犯人隠避のようなそれ自体が罪証隠滅の事案について、親族との接見禁止を違法とした点は評価できるものの、長兄については違法で次兄らについて維持されるのはなぜか、次兄らについてはなぜ別途一部解除の請求をしなければならないのかという点については、理論的根拠が不明であり疑問の残る判断である。

福岡地決令和7年8月6日令和7年(む)1476号

大麻の単純所持で、第三者が被疑者の持ち物に大麻を混入させた疑いがあると弁解して否認していた事案である。弁護人の準抗告を受けた裁判所は、「本件事案の内容・性質、被疑者の弁解内容等に照らせば、被疑者が、上記自動車の運転席付近に置かれた財布内にチャック付きポリ袋入りの上記大麻が存在するに至った経緯や、自身と違法薬物との関係性等、罪体ないし重要な情状に関する事実について、関係者に働き掛けるなどして罪証を隠滅すると疑うに足りる相当な理由があり、被疑者の勾留に加えて、被疑者と刑訴法39条1項に規定する者以外の者(ただし被疑者の父母等を除く。

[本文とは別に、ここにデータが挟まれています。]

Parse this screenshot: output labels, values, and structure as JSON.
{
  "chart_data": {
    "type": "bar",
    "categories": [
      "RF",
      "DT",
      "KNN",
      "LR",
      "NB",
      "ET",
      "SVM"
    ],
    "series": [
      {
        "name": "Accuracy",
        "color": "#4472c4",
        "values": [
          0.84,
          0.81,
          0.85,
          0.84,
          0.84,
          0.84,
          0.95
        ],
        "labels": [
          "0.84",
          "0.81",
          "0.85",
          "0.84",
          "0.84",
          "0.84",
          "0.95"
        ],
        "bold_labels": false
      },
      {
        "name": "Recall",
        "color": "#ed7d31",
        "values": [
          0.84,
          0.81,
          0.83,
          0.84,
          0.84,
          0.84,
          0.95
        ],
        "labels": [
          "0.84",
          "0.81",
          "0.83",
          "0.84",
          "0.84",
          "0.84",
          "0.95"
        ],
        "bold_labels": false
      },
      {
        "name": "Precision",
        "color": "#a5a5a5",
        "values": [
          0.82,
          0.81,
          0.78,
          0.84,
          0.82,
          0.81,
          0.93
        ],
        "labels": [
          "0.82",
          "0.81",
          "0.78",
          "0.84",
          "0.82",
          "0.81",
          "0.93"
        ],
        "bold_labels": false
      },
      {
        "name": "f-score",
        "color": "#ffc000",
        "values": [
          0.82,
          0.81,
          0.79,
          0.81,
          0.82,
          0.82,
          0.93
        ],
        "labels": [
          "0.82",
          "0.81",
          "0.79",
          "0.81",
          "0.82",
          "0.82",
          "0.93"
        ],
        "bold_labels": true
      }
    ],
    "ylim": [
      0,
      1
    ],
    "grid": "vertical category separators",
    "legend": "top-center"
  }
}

)との間の接見等を禁止しなければ、このような罪証隠滅を防止できないと認められる。」としつつも、「本件が組織的な犯行であるとまではうかがわれないことや、被疑者に前科がないこと等の身上関係も考慮すると、被疑者の両親である別紙記載の者については、被疑者との接見等を通じて罪証隠滅に及ぶ具体的な危険があるとは認められないから、本件準抗告はその限度で理由がある。」として、両親との接見禁止を認めた部分については取り消した。なお少年事件の場合、原則的に両親など保護者については、はじめから接見禁止を付さないことが多いが、これは過去に親との接見禁止を付された少年が自殺を図るという事例があり、裁判官が反省したためだとされる(ただし出典不明)。